Doug also mentions a recent data centre organisation with several hundred data centres that has committed to tape across their estate — driven primarily by energy consumption. At that scale, the energy savings from replacing spinning disk with tape for cold and archival data are substantial.
Doug expects LTO-11 to follow the established pattern — higher capacity, with the same format constraints. On timeline, he is cautious: he believes it could be five years or more before LTO-11 arrives, and the backwards compatibility break with LTO-10 means organisations will need to plan their media estates carefully.
The more intriguing development he mentions is holographic tape — a technology currently at prototype stage from a manufacturer he doesn't name.
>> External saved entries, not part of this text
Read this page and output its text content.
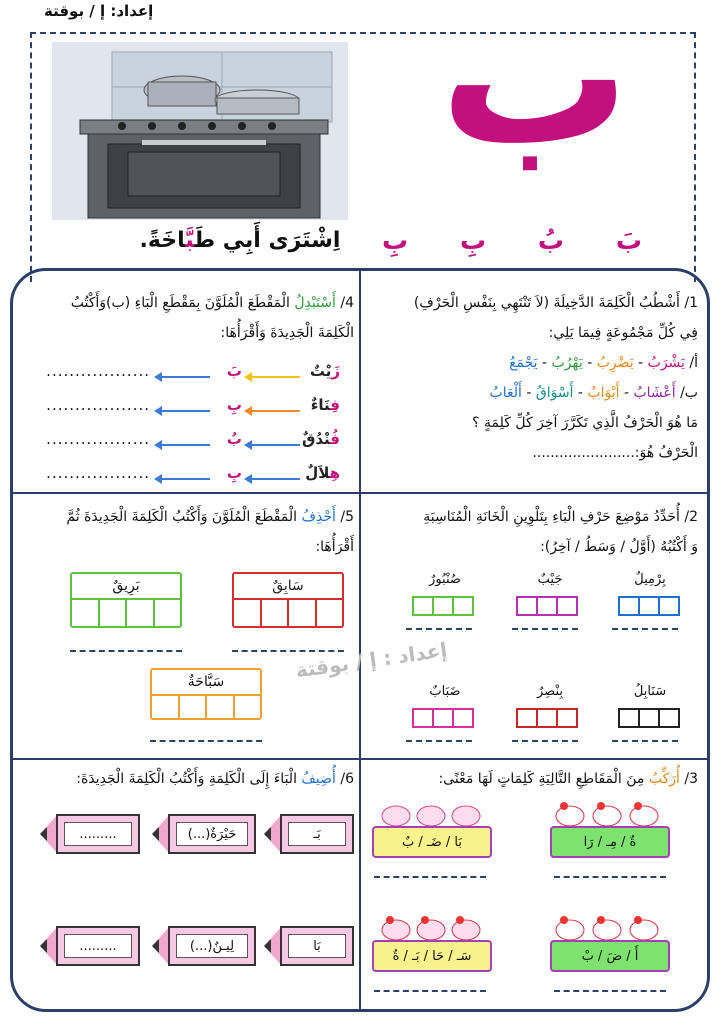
إعداد: إ / بوقتة ب
بَ
بُ
بِ
بِ
اِشْتَرَى أَبِي طَبَّاخَةً.
1/ أَشْطُبُ الْكَلِمَةَ الدَّخِيلَةَ (لاَ تَنْتَهِي بِنَفْسِ الْحَرْفِ)
فِي كُلِّ مَجْمُوعَةٍ فِيمَا يَلِي:
أ/ يَشْرَبُ - يَضْرِبُ - يَهْرُبُ - يَجْمَعُ
ب/ أَعْشَابُ - أَبْوَابُ - أَسْوَاقُ - أَلْعَابُ
مَا هُوَ الْحَرْفُ الَّذِي تَكَرَّرَ آخِرَ كُلِّ كَلِمَةٍ ؟
الْحَرْفُ هُوَ:.......................
4/ أَسْتَبْدِلُ الْمَقْطَعَ الْمُلَوَّنَ بِمَقْطَعِ الْبَاءِ (ب)وَأَكْتُبُ
الْكَلِمَةَ الْجَدِيدَةَ وَأَقْرَأُهَا:
زَيْتٌ
بَ
..................
فِنَاءٌ
بِ
..................
فُنْدُقٌ
بُ
..................
هِلاَلٌ
بِ
..................
2/ أُحَدِّدُ مَوْضِعَ حَرْفِ الْبَاءِ بِتَلْوِينِ الْخَانَةِ الْمُنَاسِبَةِ
وَ أَكْتُبُهُ (أَوَّلُ / وَسَطُ / آخِرُ):
بِرْمِيلٌ
جَيْبٌ
صُنْبُورٌ
سَنَابِلُ
بِنْصِرٌ
ضَبَابٌ
5/ أَحْذِفُ الْمَقْطَعَ الْمُلَوَّنَ وَأَكْتُبُ الْكَلِمَةَ الْجَدِيدَةَ ثُمَّ
أَقْرَأُهَا:
سَابِقٌ
بَرِيقٌ
سَبَّاحَةٌ	إعداد : إ / بوقتة
3/ أُرَكِّبُ مِنَ الْمَقَاطِعِ التَّالِيَةِ كَلِمَاتٍ لَهَا مَعْنًى:
ةٌ / مِـ / رَا
بَا / ضَـ / بٌ
أَ / ضَ / بْ
سَـ / حَا / بَـ / ةٌ
6/ أُضِيفُ الْبَاءَ إِلَى الْكَلِمَةِ وَأَكْتُبُ الْكَلِمَةَ الْجَدِيدَةَ:
بَـ
(...)حَيْرَةٌ
.........
بَا
(...)لِيـنٌ
.........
The prototype fits within a standard LTO form factor and uses lasers rather than magnetic heads. Early predictions suggest 300TB per cartridge on a half-inch tape. It is desktop-only at this stage and some way from commercial availability, but if the predictions hold, it would represent a fundamental step change in the economics of cold storage.
On the broader question of whether tape will continue to be used, Doug's answer is unambiguous. With the storage drought — a shortage of storage capacity Doug expects to worsen significantly over the next 18 months to two years — and with data volumes continuing to accelerate, the economics of keeping inactive data on spinning disk or in cloud storage will come under increasing pressure. At 40TB per cartridge for LTO-10, hundreds of petabytes in a relatively small rack footprint, and energy consumption that is a fraction of spinning disk, tape's position is stronger than it has been for years.